How to stay safe while selling your stuff online
Published Tuesday, May 14, 2013 1:02PM EDT
Last Updated Tuesday, May 14, 2013 7:02PM EDT
Websites such as Kijiji and Craigslist have become the go-to classified sections for Canadians, gaining immense popularity in recent years and changing how people sell their unwanted items and even how they shop for the things they need.
As a result of the massive change, new precautions are necessary to ensure we interact safely and securely online, says Det. Sgt. Glenn Gervais of the Windsor Police.
That point came into sharp relief recently after Hamilton police announced Tim Bosma, an Ancaster, Ont. man, had disappeared after taking two men for a test drive in the truck he was selling online. Police announced Tuesday that Bosma's charred remains had been found in a field.
Gervais said the case serves as a reminder to take precautions when interacting with potential buyers.
"It's that one or two per cent out there that maybe they're coming to look at your couch, but maybe they’re also coming to size up your house," he told CTV.
Gervais offered the following safety tips for anyone selling an item online:
- Meet in a public place: Whether it is a coffee shop, restaurant, parking lot, or even the mall -- it's always best to meet the buyer in a public place, ideally one that is under video surveillance. If it's not necessary, don't invite them to your home, he said.

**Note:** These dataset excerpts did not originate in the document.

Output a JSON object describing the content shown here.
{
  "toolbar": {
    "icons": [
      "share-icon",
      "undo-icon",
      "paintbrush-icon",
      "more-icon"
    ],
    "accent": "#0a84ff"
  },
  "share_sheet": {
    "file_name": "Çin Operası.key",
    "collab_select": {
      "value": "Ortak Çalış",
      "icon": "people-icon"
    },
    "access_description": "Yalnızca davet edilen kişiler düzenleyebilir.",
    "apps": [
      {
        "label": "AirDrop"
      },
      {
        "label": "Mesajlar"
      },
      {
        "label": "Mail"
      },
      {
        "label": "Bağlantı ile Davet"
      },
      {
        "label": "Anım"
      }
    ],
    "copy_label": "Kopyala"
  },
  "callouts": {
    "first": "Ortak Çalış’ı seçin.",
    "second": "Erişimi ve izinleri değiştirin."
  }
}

- The seller should be in full control of the situation: It's up to the seller to choose the location and the protocol -- not the buyer, Gervais said: "The buyer should never dictate, the buyer should never tell you to go to a different location than you've chosen, and the buyer should never leave that location."
- Get as much information as possible: Gervais said sellers should always arrange to speak with the potential buyer over the phone ahead of the meet up. If they seem suspicious, walk away. As an added precaution, write down their licence plate number when they arrive at the meeting point, he said.
Lisa Jacques, a Windsor, Ont. resident who often does her shopping on classified websites, said she's exercising more caution than in the past -- largely because of tragic stories like Bosma's.
"There's always someone I tell, or someone is at my house, or I inform somebody because it makes me feel a little safer," she said.
Kijiji, which claims to be Canada's most popular classified site with 5,000 new ads posted every hour, says that's a good rule to follow, along with Gervais' advice about meeting in a public place.
"From time to time we do receive reports of people attempting to scam or defraud our users," Kijiji says in an article on the website.
"When buying or selling, you should meet in-person to see the product and exchange funds. Meet in a public place with many people around, such as a coffee shop."
Kijiji also recommends that deals always be done with cash, rather than with a cheque or through a digital payment service which can be easily faked.
"While these sites can be very useful and secure, typically scammers are only pretending to use them and will even go so far as to falsify documents 'from' a legitimate company," the website says.
Users are also advised to never give out personal banking information, and finally, to use common sense.
"If something sounds too good to be true, it probably is," the article states.
Craigslist offers similar advice to users. On its website, the company says "the overwhelming majority of craigslist users are trustworthy and well-intentioned," but that it's still important to take common sense precautions when doing business online.
Craigslist suggests sellers and buyers avoid secluded meeting places and insist on a public setting, like a cafe. Additionally, tell a friend or family member where you are going and when you plan to be back, and consider taking a friend with you, the site suggests.
Most of all, Craigslist says, trust your instincts. If the situation doesn't feel right, walk away.
The safety concerns surrounding informal transactions aren’t limited to Canada.
In some U.S. states, a rash of violent crimes associated with online sites prompted police to advise buyers and sellers to meet in police station parking lots to conduct their transactions.